Because everyone has the right to be truly free and happy
“Theyʼre only crayons. You didnʼt fear them in kindergarten, why fear them now?”
Hugh MacLeod is a cartoonist, and an advertiser who has an absolutely wonderful view on creativity. I came across his very honest and humorous manifesto yesterday and I would love to share it with you. Hugh talks about his life experience pursuing his love of cartooning, and tells his most important lessons: ignore everybody, be true to yourself, put in the hard work, be responsible for your own experience, avoid the crowds, keep your day job, and write from the heart. This is my favourite lesson – No.6: Everyone is born creative.
To read Hugh’s complete and wonderful manifesto (I promise you will get a giggle along the way) go to: 6.HowToBeCreative.pdf
Everyone is born creative; everyone is given a box of crayons in kindergarten.
Then when you hit puberty they take the crayons away and replace them with books on algebra etc. Being suddenly hit years later with the creative bug is just a wee voice telling you, “Iʼd like my crayons back, please.”
So youʼve got the itch to do something. Write a screenplay, start a painting, write a book, turn your recipe for fudge brownies into a proper business, whatever. You donʼt know where the itch came from; itʼs almost like it just arrived on your doorstep, uninvited. Until now you were quite happy holding down a real job, being a regular person…Until now.
You donʼt know if youʼre any good or not, but youʼd think you could be. And the idea terrifies you. The problem is, even if you are good, you know nothing about this kind of business. You donʼt know any publishers or agents or all these fancy-shmancy kind of folk. You have a friend whoʼs got a cousin in California whoʼs into this kind of stuff, but you havenʼt talked to your friend for over two years…
Besides, if you write a book, what if you canʼt find a publisher? If you write a screenplay, what if you canʼt find a producer? And what if the producer turns out to be a crook? Youʼve always worked hard your whole life; youʼll be damned if youʼll put all that effort into something if there ainʼt no pot of gold at the end of this dumb-ass rainbow…
Heh. Thatʼs not your wee voice asking for the crayons back. Thatʼs your outer voice, your adult voice, your boring and tedious voice trying to find a way to get the wee crayon voice to shut the hell up.
Your wee voice doesnʼt want you to sell something. Your wee voice wants you to make something. Thereʼs a big difference. Your wee voice doesnʼt give a damn about publishers or Hollywood producers.
Go ahead and make something. Make something really special. Make something amazing that will really blow the mind of anybody who sees it.
If you try to make something just to fit your uninformed view of some hypothetical market, you will fail. If you make something special and powerful and honest and true, you will suc- ceed.

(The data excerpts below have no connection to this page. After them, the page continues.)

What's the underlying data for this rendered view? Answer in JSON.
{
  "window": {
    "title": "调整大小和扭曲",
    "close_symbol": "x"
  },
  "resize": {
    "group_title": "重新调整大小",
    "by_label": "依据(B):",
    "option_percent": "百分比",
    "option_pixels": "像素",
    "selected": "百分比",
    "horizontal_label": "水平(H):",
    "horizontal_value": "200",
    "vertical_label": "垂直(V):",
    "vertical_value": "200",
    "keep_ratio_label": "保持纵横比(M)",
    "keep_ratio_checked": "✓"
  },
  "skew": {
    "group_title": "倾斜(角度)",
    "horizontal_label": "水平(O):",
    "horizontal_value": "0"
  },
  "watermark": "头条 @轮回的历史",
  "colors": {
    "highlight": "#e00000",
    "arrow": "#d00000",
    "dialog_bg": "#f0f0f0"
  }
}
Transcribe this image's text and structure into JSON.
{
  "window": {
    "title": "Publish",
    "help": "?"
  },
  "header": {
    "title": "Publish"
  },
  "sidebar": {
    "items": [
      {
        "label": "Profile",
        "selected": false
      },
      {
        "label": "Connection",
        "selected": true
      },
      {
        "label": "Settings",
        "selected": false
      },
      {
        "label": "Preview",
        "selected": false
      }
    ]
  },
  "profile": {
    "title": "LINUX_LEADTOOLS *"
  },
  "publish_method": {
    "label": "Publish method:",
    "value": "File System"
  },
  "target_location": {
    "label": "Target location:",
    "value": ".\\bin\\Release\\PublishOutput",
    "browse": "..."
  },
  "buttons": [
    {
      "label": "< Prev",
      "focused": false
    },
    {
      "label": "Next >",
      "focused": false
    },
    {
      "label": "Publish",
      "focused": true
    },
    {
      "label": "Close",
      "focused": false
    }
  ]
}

The wee voice didnʼt show up because it decided you need more money or you need to hang out with movie stars. Your wee voice came back because your soul somehow depends on it. Thereʼs something you havenʼt said, something you havenʼt done, some light that needs to be switched on, and it needs to be taken care of. Now.
So you have to listen to the wee voice or it will die…taking a big chunk of you along with it. Theyʼre only crayons. You didnʼt fear them in kindergarten, why fear them now?